1.4 There is increased investment in and procurement of trustworthy AI products, services and technologies.

Although there has been a rise in “impact investments” in socially responsible companies and startups, there is still a lot of work that needs to be done to ensure trustworthy AI products are getting the funding they need to become viable.

Impact investing — also known as socially responsible or ethical investing — is an investment approach that focuses on organizations and companies that are having a positive social impact on the world. It’s a strategy that seeks to bring about environmental or societal change through investment. Impact investing represents a huge slice of investments in the US: The Forum for Sustainable and Responsible Investment estimates that in 2018, $12 trillion was invested in socially responsible investment funds, which represents 25% of all professionally managed assets in the US. Evidence shows that young investors overwhelmingly want to invest in socially responsible companies. Similarly, the B-corp movement in the UK legally requires B-corps to “consider the impact of their decisions on their workers, customers, suppliers, community, and the environment.”

In tech, this wave of impact investing is increasingly shaping what kinds of companies get funded. We are already seeing tech investors pay more attention to data privacy, a cornerstone of developing AI responsibly. Nearly $10 billion was invested in privacy and security companies in 2019, with the largest rounds of funding going to startups like Rubrik, 1Password, and OneTrust.

We are also seeing larger tech companies pay more attention to privacy in their acquisition strategy, which is a step towards more trustworthy AI. In 2018, Apple acquired the privacy-conscious AI startup Silk Labs, which is building on-device machine learning software, and Cisco acquired security startup Duo. In 2019, Microsoft acquired BlueTalon, a data privacy and governance service. Privacy is rapidly becoming a key part of a target company’s risk profile in any acquisition.

There is a clear opportunity now for such “impact investors” who care about building tech responsibly to shape the AI product landscape. Most recently, 1,356 AI startups raised over $18.5 billion in funding in 2019, a new annual high for the AI sector. VC funders and angel investors themselves attract huge amounts of capital if they focus their portfolios on AI. Impact investors should build on the momentum that has been growing in recent years around responsible tech and continue to fund AI startups that are building tech ethically.

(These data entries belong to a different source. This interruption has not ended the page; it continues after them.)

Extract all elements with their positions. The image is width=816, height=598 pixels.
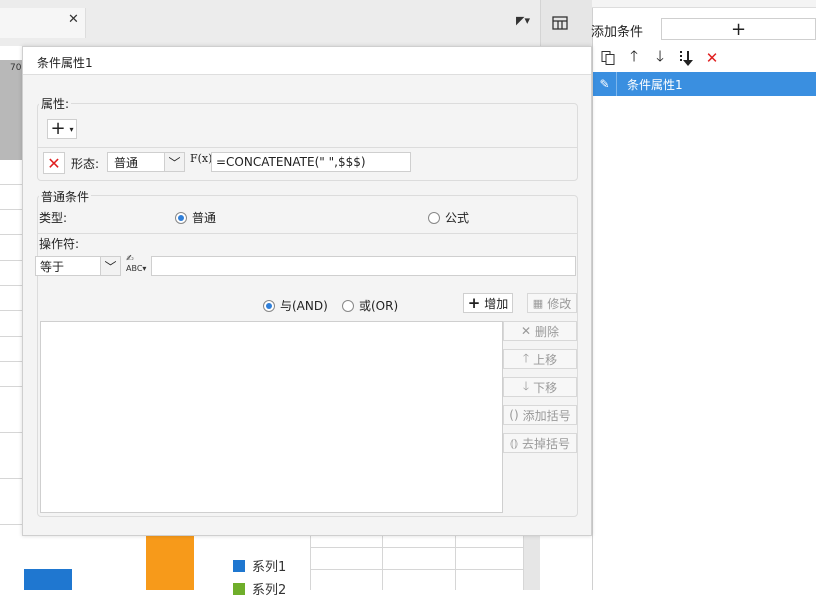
legend-label: 系列1 — [252, 560, 287, 575]
operator-value-input[interactable] — [151, 256, 576, 276]
edit-icon: ▦ — [532, 296, 544, 310]
condition-attribute-dialog: 条件属性1 属性: + ▾ ✕ 形态: 普通 ﹀ F(x) =CONCATENAT… — [22, 46, 592, 536]
delete-button-label: 删除 — [535, 324, 560, 339]
dialog-title: 条件属性1 — [37, 56, 93, 70]
operator-select[interactable]: 等于 ﹀ — [35, 256, 121, 276]
add-button-label: 增加 — [484, 296, 509, 311]
shape-select[interactable]: 普通 ﹀ — [107, 152, 185, 172]
and-label: 与(AND) — [280, 299, 328, 313]
bracket-icon: () — [509, 408, 519, 422]
add-condition-button[interactable]: + — [661, 18, 816, 40]
type-normal-radio[interactable]: 普通 — [175, 209, 216, 226]
arrow-down-icon[interactable]: 🡓 — [650, 47, 670, 68]
remove-property-button[interactable]: ✕ — [43, 152, 65, 174]
arrow-down-icon: 🡓 — [522, 378, 530, 393]
plus-icon: + — [467, 294, 481, 312]
move-bottom-icon[interactable] — [676, 48, 696, 68]
type-formula-label: 公式 — [445, 211, 470, 225]
close-icon: ✕ — [520, 324, 532, 338]
type-normal-label: 普通 — [192, 211, 217, 225]
pencil-icon: ✎ — [593, 72, 617, 96]
condition-list-toolbar: 🡑 🡓 ✕ — [592, 46, 816, 70]
sheet-grid — [310, 535, 524, 590]
or-label: 或(OR) — [359, 299, 399, 313]
remove-bracket-label: 去掉括号 — [521, 436, 570, 451]
close-icon[interactable]: ✕ — [68, 12, 79, 27]
table-properties-icon[interactable] — [552, 15, 568, 31]
ruler — [0, 60, 22, 160]
sheet-column — [0, 160, 22, 540]
add-condition-label: 添加条件 — [591, 25, 644, 40]
condition-list-item[interactable]: ✎ 条件属性1 — [593, 72, 816, 96]
legend-item: 系列1 — [233, 556, 286, 575]
delete-button[interactable]: ✕ 删除 — [503, 321, 577, 341]
formula-icon[interactable]: F(x) — [190, 152, 212, 165]
move-down-button[interactable]: 🡓 下移 — [503, 377, 577, 397]
chevron-down-icon: ﹀ — [100, 257, 120, 275]
chart-bar-orange — [146, 536, 194, 590]
side-panel-header — [592, 0, 816, 8]
modify-button-label: 修改 — [547, 296, 572, 311]
chevron-down-icon: ﹀ — [164, 153, 184, 171]
operator-select-value: 等于 — [40, 259, 65, 274]
ruler-number: 70 — [10, 63, 22, 73]
value-type-icon[interactable]: ✍ ABC▾ — [126, 255, 148, 277]
chart-bar-series1 — [24, 569, 72, 590]
properties-group-title: 属性: — [39, 95, 72, 112]
arrow-up-icon: 🡑 — [522, 350, 530, 365]
plus-icon: + — [50, 118, 66, 139]
remove-bracket-icon: ⦅⦆ — [509, 435, 518, 450]
type-label: 类型: — [39, 211, 68, 225]
copy-icon[interactable] — [598, 48, 618, 68]
condition-list-box[interactable] — [40, 321, 503, 513]
formula-input[interactable]: =CONCATENATE(" ",$$$) — [211, 152, 411, 172]
legend-swatch — [233, 582, 245, 595]
divider — [37, 233, 578, 234]
move-down-label: 下移 — [533, 380, 558, 395]
remove-bracket-button[interactable]: ⦅⦆ 去掉括号 — [503, 433, 577, 453]
shape-label: 形态: — [71, 157, 100, 171]
add-bracket-label: 添加括号 — [522, 408, 571, 423]
modify-button[interactable]: ▦ 修改 — [527, 293, 577, 313]
condition-item-label: 条件属性1 — [627, 77, 683, 92]
or-radio[interactable]: 或(OR) — [342, 297, 398, 314]
delete-icon: ✕ — [47, 153, 61, 173]
delete-icon[interactable]: ✕ — [702, 48, 722, 68]
chevron-down-icon: ▾ — [69, 124, 74, 134]
add-bracket-button[interactable]: () 添加括号 — [503, 405, 577, 425]
add-button[interactable]: + 增加 — [463, 293, 513, 313]
and-radio[interactable]: 与(AND) — [263, 297, 328, 314]
sheet-edge — [524, 530, 540, 590]
legend-item: 系列2 — [233, 579, 286, 598]
dropdown-menu-icon[interactable]: ◤▾ — [516, 14, 530, 27]
legend-label: 系列2 — [252, 583, 287, 598]
legend-swatch — [233, 559, 245, 572]
shape-select-value: 普通 — [114, 155, 139, 170]
arrow-up-icon[interactable]: 🡑 — [624, 47, 644, 68]
operator-label: 操作符: — [39, 237, 80, 251]
add-property-button[interactable]: + ▾ — [47, 119, 77, 139]
move-up-button[interactable]: 🡑 上移 — [503, 349, 577, 369]
type-formula-radio[interactable]: 公式 — [428, 209, 469, 226]
formula-icon-label: F(x) — [190, 152, 213, 165]
dialog-titlebar — [23, 47, 591, 75]
normal-condition-title: 普通条件 — [39, 188, 92, 205]
move-up-label: 上移 — [533, 352, 558, 367]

Similarly, big tech companies looking to acquire AI have a huge amount of power. By acquiring socially responsible startups and technologies, these companies can send signals that building AI responsibly is not just a plus, but not doing so could be a major liability.


Footnotes

  1. [1]

    Jessica Fjeld, Nele Achten, Hannah Hilligoss, Adam Nagy, and Madhulika Srikumar. “Principled Artificial Intelligence: Mapping Consensus in Ethical and Rights-Based Approaches to Principles for AI,” January 15, 2020, Berkman Klein Center Research Publication No. 2020-1, https://ssrn.com/abstract=3518482.

  2. [2]

    Anna Jobin, Marcello Ienca and Effy Vayena, “The global landscape of AI ethics guidelines,” Nature Machine Intelligence, vol. 1, no. 9, Sept. 2019, pp. 389–99, https://www.nature.com/articles/s42256-019-0088-2.

  3. [3]

    Casey Fiesler, Natalie Garrett, and Nathan Beard, “What Do We Teach When We Teach Tech Ethics?: A Syllabi Analysis,” in Proceedings of the 51st ACM Technical Symposium on Computer Science Education (SIGCSE ’20: The 51st ACM Technical Symposium on Computer Science Education, Portland OR USA: ACM, 2020), 289–95, https://doi.org/10.1145/3328778.3366825.

  4. [4]

    Michael A. Madaio et al., “Co-Designing Checklists to Understand Organizational Challenges and Opportunities around Fairness in AI,” in Proceedings of the 2020 CHI Conference on Human Factors in Computing Systems, CHI ’20 (Honolulu, HI, USA: Association for Computing Machinery, 2020), 1–14, https://doi.org/10.1145/3313831.3376445.

  5. [5]

    Stephanie Wykstra, “Developing a More Diverse AI,” Stanford Social Innovation Review, January 2019, https://ssir.org/articles/entry/developing_a_more_diverse_ai.

  6. [6]

    Sasha Costanza-Chock, Design Justice: Community-Led Practices to Build the Worlds We Need, Information Policy (MIT Press, 2020).